Reliance Jio and Bharti Airtel have both quietly raised tariffs, not through a headline hike but by tinkering their entry-level plans, removing the lowest packs and pushing customers to higher-priced recharges. Jio took the lead last month by discontinuing its Rs 249 plan that offered 1 GB per day for 28 days. The new base plan now starts at Rs 299, with 1.5 GB per day. Airtel followed within days, scrapping its own Rs 249 pack that gave 1 GB per day for 24 days, repositioning its entry-level offerings closer to the Rs 299-319 range. On the surface, this may look like a minor adjustment, but the implications are significant. For subscribers, this means paying 17-20% more per month for basic access. The option of low-cost, short-duration data packs is gone, leaving budget-conscious users with little choice but to spend more. For the operators, it is a clever way to lift average revenue per user (Arpu) without officially announcing a hike. This also prepares the ground for the next full-fledged tariff increase—the last headline hike happened in 2024.

Subscriber growth has plateaued

To understand why operators are pushing tariffs upward, the bigger picture needs to be understood. For years, growth in telecom came from adding new subscribers. Airtel, for instance, saw high single- to double-digit subscriber growth until 2018, even as its revenues expanded steadily. Then Jio entered in 2016, upended the industry with rock-bottom pricing, and grabbed share from incumbents. Airtel’s growth slowed, Vodafone Idea went into decline, and the overall industry shrank for a while. But since 2020, the picture has changed. Airtel’s revenues have rebounded strongly despite subscriber losses. Jio, too, continues to grow, though at a slower pace now that the low-hanging fruit is gone. Vodafone Idea, meanwhile, has kept losing ground, but even its decline is tapering. At the industry level, the subscriber base has essentially plateaued since 2017. Jio and Airtel cannot expand much further by poaching from weaker players because there are hardly any left to acquire.

This is the crux of the problem. With subscriber growth largely exhausted, the only lever operators have left to grow revenues is tariff hikes. The question, however, is whether most consumers can actually afford it. According to the household expenditure survey data for FY24, on average, only 5.2% of household spending goes to consumer services (excluding conveyance), which includes telecom. This translates to just Rs 216 per month in rural areas and Rs 400 in urban areas.
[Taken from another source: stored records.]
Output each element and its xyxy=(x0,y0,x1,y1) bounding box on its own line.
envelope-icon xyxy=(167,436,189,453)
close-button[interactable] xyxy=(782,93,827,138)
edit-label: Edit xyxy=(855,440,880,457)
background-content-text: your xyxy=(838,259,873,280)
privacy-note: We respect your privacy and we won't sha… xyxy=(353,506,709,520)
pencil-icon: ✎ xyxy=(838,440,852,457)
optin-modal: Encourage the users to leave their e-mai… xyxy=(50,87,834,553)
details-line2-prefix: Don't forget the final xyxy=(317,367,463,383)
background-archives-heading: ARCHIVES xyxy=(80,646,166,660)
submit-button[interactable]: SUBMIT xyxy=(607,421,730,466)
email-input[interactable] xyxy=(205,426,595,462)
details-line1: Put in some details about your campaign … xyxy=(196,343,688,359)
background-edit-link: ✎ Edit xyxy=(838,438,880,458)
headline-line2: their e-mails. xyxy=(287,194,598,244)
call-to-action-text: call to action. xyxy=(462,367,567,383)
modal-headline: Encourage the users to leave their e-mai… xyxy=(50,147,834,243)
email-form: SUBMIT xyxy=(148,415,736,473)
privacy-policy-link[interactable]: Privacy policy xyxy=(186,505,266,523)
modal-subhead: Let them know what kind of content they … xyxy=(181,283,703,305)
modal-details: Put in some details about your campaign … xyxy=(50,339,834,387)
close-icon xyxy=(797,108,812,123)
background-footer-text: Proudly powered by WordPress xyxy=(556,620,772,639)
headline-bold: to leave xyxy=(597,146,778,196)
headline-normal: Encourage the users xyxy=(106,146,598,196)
The affordability challenge

The gap between what operators want and what consumers can afford is starkly visible in usage patterns. For instance, Vodafone Idea’s Arpu is Rs 177, but its prepaid Arpu is only Rs 166, far below the cost of a full monthly plan. Many users recharge for shorter validity or lower data allowances because they simply cannot stretch their budgets. They are already consuming telecom services at the edge of affordability. This is where the risk lies for operators. Tariff hikes may be essential for their business models, but if they push too hard consumers will respond by cutting back. They may reduce data usage, downgrade to minimal recharges, or drop secondary SIMs altogether. The result could be that revenues do not rise as much as expected, or worse, they could even fall. If operators misjudge the fine balance, tariff hikes may end up hurting rather than helping their long-term revenues.